Well, I guess I'll have to try cornbread from scratch, I'm the only one eating the stuff, so I just buy the $.59 Jiffy boxes, which DO have sugar in there, right before the lard. I load up the batter with so much (roasted serranos, onion, garlic, cumin, etc), that I think the sugar is overwhelmed. I add two eggs instead of one, and a little more milk than the box calls for, too.
Beans? My Mom had a great baked bean recipe with brown sugar and molasses. Lots on bacon on top.
As for iced tea... well, I'm from Texas, and we don't do that sweet tea thing. Let me tell you, it can be a real shock when you visit an area where it comes to the table already sweet, and you blithely add what you think is the only sugar involved. Woof. The Japanese places here in Los Angeles bring you a "simple sugar" syrup with your iced tea. Does not need much stirring. Here's what I'm doing: I throw a gallon sized bag (from Smart & Final) in a pitcher with hot water from the tap. I kick the bag around after an hour or so. In two or three hours, I get the stuff brewed to about where I want it, with minimal bitterness. Then I stir in a couple teaspoons of "Zulka" brand unrefined Mexican sugar ($2 for 4 lbs), at room temperature. It dissolves just fine. I go through the whole pitcher in 24 hours, so I don't bother to refrigerate the stuff.

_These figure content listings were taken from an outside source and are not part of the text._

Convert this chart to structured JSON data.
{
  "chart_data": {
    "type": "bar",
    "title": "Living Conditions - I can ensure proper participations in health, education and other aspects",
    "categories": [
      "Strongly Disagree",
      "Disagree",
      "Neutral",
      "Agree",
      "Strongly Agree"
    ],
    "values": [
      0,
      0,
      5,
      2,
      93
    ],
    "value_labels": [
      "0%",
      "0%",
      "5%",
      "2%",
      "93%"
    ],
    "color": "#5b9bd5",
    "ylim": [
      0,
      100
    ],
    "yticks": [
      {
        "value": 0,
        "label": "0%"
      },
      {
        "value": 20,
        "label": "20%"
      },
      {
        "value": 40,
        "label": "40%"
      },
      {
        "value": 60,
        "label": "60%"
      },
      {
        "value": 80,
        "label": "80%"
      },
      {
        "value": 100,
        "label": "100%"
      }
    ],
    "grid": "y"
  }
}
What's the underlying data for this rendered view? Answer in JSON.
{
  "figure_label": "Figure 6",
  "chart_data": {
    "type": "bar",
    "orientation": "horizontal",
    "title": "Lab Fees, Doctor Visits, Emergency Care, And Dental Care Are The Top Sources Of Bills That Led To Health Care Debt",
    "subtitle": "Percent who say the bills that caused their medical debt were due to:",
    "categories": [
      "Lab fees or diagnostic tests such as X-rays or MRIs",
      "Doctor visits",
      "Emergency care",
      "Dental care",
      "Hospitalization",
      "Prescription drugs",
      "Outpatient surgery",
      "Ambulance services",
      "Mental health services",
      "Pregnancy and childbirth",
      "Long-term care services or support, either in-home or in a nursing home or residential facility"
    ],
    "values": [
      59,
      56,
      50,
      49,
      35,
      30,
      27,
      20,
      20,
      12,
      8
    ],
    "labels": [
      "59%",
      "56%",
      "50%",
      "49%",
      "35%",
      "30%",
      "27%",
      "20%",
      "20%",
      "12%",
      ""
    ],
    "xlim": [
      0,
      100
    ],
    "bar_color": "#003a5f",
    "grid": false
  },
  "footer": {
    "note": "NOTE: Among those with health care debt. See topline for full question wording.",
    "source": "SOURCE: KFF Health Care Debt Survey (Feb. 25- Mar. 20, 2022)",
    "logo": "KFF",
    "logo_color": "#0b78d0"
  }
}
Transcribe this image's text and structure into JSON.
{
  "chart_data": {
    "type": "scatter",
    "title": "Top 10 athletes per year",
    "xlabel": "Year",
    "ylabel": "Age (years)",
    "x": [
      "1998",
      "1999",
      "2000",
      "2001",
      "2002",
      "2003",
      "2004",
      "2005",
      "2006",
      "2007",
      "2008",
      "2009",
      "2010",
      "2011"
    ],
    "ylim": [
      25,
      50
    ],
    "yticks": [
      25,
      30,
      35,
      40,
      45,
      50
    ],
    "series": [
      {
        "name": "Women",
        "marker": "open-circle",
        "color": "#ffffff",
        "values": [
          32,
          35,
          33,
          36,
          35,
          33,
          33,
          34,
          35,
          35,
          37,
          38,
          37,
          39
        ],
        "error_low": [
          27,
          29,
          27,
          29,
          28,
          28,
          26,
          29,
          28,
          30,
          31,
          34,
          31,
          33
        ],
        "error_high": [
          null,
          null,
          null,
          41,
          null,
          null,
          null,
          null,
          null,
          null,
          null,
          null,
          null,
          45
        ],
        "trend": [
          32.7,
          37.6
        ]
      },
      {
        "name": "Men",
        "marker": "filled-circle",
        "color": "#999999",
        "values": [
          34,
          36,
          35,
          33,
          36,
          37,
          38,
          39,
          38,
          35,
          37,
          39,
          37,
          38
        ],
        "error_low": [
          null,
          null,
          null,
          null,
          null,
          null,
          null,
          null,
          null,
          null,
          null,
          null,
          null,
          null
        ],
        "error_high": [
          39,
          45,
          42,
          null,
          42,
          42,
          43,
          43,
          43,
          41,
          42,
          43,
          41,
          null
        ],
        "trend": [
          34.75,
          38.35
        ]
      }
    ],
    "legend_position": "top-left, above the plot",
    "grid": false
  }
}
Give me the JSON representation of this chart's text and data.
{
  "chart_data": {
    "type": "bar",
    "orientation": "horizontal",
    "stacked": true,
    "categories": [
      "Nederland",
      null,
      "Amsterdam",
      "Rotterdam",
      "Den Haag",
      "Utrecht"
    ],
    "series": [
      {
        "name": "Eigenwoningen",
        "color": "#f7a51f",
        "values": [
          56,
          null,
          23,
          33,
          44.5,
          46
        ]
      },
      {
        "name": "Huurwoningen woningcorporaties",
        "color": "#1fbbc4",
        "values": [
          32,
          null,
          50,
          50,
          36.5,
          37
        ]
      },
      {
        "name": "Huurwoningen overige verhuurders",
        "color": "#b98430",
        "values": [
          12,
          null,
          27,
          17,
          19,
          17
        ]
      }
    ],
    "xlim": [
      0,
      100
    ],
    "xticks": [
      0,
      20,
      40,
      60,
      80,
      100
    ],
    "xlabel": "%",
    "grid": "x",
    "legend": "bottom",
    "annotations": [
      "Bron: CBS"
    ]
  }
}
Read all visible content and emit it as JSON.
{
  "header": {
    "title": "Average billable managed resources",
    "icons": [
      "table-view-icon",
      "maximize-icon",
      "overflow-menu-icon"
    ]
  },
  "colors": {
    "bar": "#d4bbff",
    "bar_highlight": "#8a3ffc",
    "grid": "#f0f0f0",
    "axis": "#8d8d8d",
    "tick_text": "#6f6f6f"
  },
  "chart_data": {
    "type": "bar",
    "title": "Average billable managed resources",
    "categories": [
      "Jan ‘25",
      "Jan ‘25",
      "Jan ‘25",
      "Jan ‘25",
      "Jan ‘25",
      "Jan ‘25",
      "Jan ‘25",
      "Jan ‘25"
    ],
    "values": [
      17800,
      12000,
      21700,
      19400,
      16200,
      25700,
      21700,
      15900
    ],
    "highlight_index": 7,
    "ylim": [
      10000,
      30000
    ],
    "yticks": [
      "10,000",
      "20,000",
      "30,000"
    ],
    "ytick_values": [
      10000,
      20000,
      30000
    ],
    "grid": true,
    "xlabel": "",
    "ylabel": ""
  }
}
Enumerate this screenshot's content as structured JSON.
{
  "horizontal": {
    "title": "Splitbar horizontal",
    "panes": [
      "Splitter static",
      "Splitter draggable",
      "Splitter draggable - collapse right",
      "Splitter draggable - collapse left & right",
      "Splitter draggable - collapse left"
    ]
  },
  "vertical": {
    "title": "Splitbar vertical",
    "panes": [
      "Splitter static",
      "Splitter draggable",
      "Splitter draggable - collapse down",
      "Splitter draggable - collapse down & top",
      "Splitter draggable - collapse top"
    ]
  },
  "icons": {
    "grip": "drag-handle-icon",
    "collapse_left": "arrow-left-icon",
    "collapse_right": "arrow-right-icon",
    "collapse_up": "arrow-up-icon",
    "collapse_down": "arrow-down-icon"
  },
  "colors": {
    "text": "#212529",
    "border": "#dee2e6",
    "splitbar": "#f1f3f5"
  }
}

As for true Southerners... Eh... Being from Texas, I feel a little left out sometimes. Texas joining the CSA somehow doesn't seem to count. Yet I think Texas was pretty important as a supplier of food, and other items in the War of Northern Agression. It's a complicated subject. H.L. Mencken considered Maryland part of the South. Certainly we need to look at Louisiana as part of the South, but again, I think a lot of folks look askance at New Orleans, and its culture, you know? Like the folks there are the sinful poor relations of the South. I guess Oklahoma and Arkansas are back of the bus Southerners, too. But Texas is so big that it's all over (literally) the map. El Paso? Not the South. Dallas? Kinda the South. Brownsville? TOO FAR SOUTH. Ha.